His 1930s fashion designs were all about the bias cut and slip dresses, decades later reincarnated by Narcisco Rodriguez.  In general, though, his designs were simple, elegant, and subtle.  His clientele were socialites who desired exclusive designs.  He had already established a name for himself as editor of French Vogue, so having a dress designed by Mainbocher was a status symbol, to say the least.

Mainbocher’s designs were conservative and very expensive, relying on luxury fabrics and exquisite craftmanship in the cut of the fabric.  The dresses were beautiful on the inside as well, and gave a certain quiet confidence to the wealthy women who wore them.  Sometimes only those in the know about Mainbocher (i.e. only those who could afford it) could tell it was a Mainbocher design.  It was like a secret circle of elites, who could impress each other without appearing gauche or gaudy or showy.  Understated elegance I guess you could call it.

Mainbocher designed a color for Wallis Simplon called Wallis Blue.  It’s a blue-grey color, typical of his conservative, simple, feminine but not flashy style.

Mainbocher’s arrival in New York at the start of World War II was perfect timing for an American fashion star, since he evoked patriotism in the fashion world.

Elsa Schiaparelli, the Anti-Chanel

An Elsa Schiaparelli 1930s Fashion exhibit at the the Philadelphia Museum of Art in 2003 honored her work and tried to show the modern world just how much of an influence on the fashion world this Italian designer really had.  We all know Coco Chanel and her fashion line, which is still in production today.  We all know Christian Dior, and his line is still in existence.  Elsa Schiaparelli, however, closed her business in the 1950s after struggling to keep pace with the post-war era of ultra feminine fashion trends.

Coco Chanel called Ms.

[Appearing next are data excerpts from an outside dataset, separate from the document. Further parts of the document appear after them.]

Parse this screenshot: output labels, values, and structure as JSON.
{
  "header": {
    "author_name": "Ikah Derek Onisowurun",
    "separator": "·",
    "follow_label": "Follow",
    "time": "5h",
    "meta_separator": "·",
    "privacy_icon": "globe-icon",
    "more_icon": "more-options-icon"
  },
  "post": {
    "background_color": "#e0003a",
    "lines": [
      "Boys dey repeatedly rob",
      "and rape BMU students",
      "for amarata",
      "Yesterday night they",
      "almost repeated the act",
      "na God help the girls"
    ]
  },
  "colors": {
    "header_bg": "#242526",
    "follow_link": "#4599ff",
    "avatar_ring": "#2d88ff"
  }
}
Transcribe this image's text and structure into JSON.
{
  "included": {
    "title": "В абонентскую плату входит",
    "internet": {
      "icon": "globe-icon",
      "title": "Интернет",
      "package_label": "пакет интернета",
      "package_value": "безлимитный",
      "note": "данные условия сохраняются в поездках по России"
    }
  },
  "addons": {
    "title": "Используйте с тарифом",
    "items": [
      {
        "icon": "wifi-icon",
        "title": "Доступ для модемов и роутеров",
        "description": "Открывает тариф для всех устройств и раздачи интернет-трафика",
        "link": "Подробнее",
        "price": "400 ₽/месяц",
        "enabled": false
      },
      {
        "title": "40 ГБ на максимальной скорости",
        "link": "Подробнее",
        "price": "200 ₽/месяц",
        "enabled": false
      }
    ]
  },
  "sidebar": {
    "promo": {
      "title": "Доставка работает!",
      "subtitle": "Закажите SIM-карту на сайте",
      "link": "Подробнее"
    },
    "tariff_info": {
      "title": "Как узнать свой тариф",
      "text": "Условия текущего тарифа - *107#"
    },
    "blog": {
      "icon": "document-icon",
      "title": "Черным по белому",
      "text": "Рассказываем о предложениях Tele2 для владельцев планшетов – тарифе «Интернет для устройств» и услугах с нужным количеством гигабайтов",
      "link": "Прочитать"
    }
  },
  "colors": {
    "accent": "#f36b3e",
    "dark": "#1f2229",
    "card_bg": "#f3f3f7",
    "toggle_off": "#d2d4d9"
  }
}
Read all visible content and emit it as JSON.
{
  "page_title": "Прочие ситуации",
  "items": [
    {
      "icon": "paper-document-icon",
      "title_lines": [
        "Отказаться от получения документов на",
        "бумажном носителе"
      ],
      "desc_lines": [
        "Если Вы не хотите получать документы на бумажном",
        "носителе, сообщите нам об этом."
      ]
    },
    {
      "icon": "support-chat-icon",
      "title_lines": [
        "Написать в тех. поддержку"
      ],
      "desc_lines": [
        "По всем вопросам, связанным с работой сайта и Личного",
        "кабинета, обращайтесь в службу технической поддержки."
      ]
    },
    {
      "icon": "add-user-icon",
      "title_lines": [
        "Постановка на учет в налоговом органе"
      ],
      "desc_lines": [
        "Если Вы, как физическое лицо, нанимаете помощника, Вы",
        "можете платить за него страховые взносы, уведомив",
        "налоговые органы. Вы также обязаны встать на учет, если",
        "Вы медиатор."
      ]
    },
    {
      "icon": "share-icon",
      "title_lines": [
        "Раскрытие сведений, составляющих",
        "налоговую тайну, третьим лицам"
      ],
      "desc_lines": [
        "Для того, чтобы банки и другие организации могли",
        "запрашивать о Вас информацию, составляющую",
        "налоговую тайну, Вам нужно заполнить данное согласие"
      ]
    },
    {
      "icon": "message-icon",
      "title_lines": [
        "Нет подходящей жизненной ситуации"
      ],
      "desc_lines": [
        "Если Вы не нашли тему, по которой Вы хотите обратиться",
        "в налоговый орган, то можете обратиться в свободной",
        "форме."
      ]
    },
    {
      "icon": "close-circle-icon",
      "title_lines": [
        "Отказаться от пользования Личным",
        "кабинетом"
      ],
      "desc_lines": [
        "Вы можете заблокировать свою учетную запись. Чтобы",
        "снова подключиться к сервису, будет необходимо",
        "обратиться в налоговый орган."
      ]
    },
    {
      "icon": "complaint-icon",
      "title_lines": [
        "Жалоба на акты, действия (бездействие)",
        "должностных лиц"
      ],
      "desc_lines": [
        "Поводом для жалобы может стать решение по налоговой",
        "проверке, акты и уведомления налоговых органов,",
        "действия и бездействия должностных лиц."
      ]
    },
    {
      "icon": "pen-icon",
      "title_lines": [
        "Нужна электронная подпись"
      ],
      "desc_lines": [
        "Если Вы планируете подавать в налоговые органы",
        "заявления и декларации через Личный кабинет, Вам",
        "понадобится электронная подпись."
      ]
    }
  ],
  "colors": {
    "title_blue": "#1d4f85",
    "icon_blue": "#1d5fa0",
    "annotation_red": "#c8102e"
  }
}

Schiaparelli an artist who designed clothes.  Indeed, Elsa hung out with the great modern (surrealist) artists of the day and the influenced her fashion designs.  She even collaborated with Salvatore Dali on her famous Lobster Dress, worn by British royalty after World War II.  Frankly, it’s kind of ugly but in context of the times was quite shocking and brilliant.

Her other less-famous designs are much more beautiful and representative of great 1930s fashion.  Take the blue rayon and silk coat in the picture, with metallic thread.  It’s the classic illusion: two faces or an urn with roses in it…?  It’s similar to a Dali painting which can have double meanings.  It’s so 1930s fashion yet so beautiful at the same time.